What's wrong with your daughter being encouraged to continue with her education? Good for your sister that she did that, you clearly wouldn't have bothered. As said already, YABU.

compo · 14/10/2008 13:17

tell us the background then Do you have money worries?

ImNotOnline · 14/10/2008 13:17

You don't get tax credits, yet can't afford to give more than £16 a week for your daughters keep

expatinscotland · 14/10/2008 13:17

'I am NOT a troll. TBF you don't know the background. Its not all black and white. '

It isn't?

She isn't living with you. She lives with your sister, whom you are expecting to financially sustain your child on £16 a week (and the £20 a week your daughter earns).

That's about as black and white as it gets, Viva.

VivaLasVegas · 14/10/2008 13:17

It is not my money though. I don't work, it comes from DH and he is not happy with the situation.

OP posts:
cocoleBOO · 14/10/2008 13:17

If it's not black and white tell the whole story in the op not in dribs and drabs.

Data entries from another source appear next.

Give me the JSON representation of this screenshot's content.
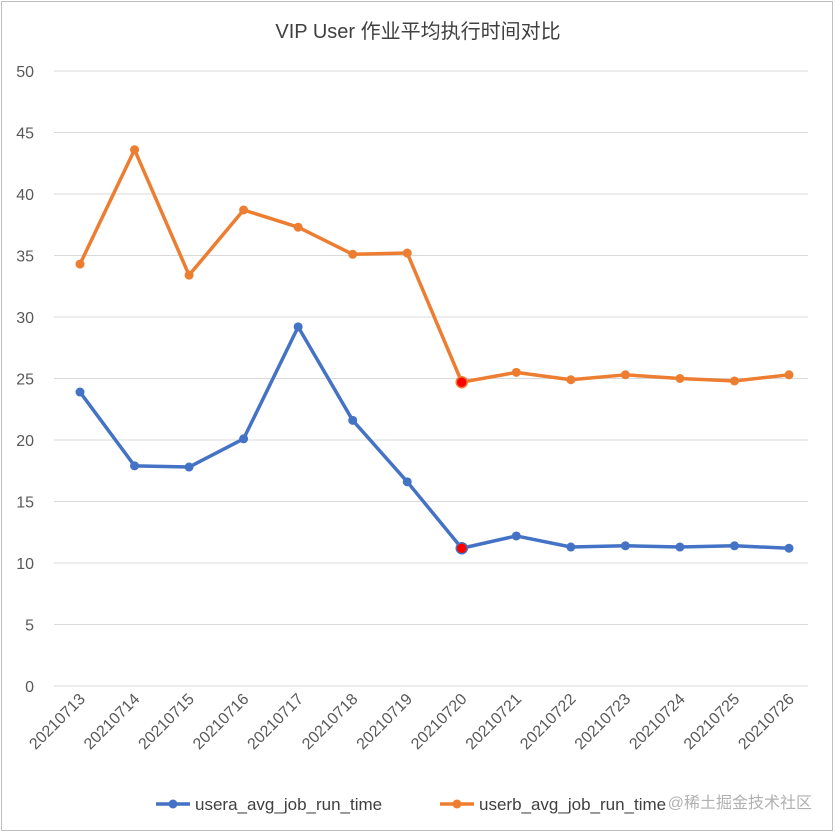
{
  "chart_data": {
    "type": "line",
    "title": "VIP User 作业平均执行时间对比",
    "categories": [
      "20210713",
      "20210714",
      "20210715",
      "20210716",
      "20210717",
      "20210718",
      "20210719",
      "20210720",
      "20210721",
      "20210722",
      "20210723",
      "20210724",
      "20210725",
      "20210726"
    ],
    "ylim": [
      0,
      50
    ],
    "yticks": [
      0,
      5,
      10,
      15,
      20,
      25,
      30,
      35,
      40,
      45,
      50
    ],
    "grid": true,
    "legend_position": "bottom",
    "highlight_index": 7,
    "series": [
      {
        "name": "usera_avg_job_run_time",
        "color": "#4472c4",
        "values": [
          23.9,
          17.9,
          17.8,
          20.1,
          29.2,
          21.6,
          16.6,
          11.2,
          12.2,
          11.3,
          11.4,
          11.3,
          11.4,
          11.2
        ]
      },
      {
        "name": "userb_avg_job_run_time",
        "color": "#ed7d31",
        "values": [
          34.3,
          43.6,
          33.4,
          38.7,
          37.3,
          35.1,
          35.2,
          24.7,
          25.5,
          24.9,
          25.3,
          25.0,
          24.8,
          25.3
        ]
      }
    ],
    "highlight_color": "#ff0000"
  },
  "watermark": "@稀土掘金技术社区"
}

ImnotMamaGbutsheLovesMe · 14/10/2008 13:18

"We do speak but not very often."

and that doesn't bother you?

louii · 14/10/2008 13:18

Dear god, u should be encouraging her to join new activities not hang round with her mates! WTF is wrong with you?

flowerybeanbag · 14/10/2008 13:19

Doesn't matter who earns it, surely? It's the family money, the money to finance the parents and children in that family, which includes your DD.

ImNotOnline · 14/10/2008 13:19

What is he not happy with? supporting your daughter? oh dear.

VivaLasVegas · 14/10/2008 13:19

She could have gone to college if she wanted to but she never mentioned it to me. She got a job as soon as she left school and then decided she hated it and wanted to quit and DH told her she couldn't quit or she wouldn't be able to live here.

OP posts:
louii · 14/10/2008 13:19

Well get a bloody job then and support your daughter, jeez you are some piece of work!

Dropdeadfred · 14/10/2008 13:19

you are married to somone who doesn't want to support your daughter (his stepdaugter)?

ImNotOnline · 14/10/2008 13:20

She is 16 just finding her way, imo your Dh doesn't sound very dear to me.

BloodAndMutts · 14/10/2008 13:20

This reply has been deleted

Message withdrawn at poster's request.

flowerybeanbag · 14/10/2008 13:20

So you're saying she could have gone to college, and your 'D'H is saying she is not welcome in your house if she is at college because she has to be earning money?

paddingtonbear1 · 14/10/2008 13:20

i think we need to know more background.
at the moment it sounds bad, yes your dd lives with your sister but that doesn't absolve you of responsibility for her. You can't expect your sis to pay for everything, nor dd to pay at her age.
did you ever sit down and agree how the whole arrangement was going to work?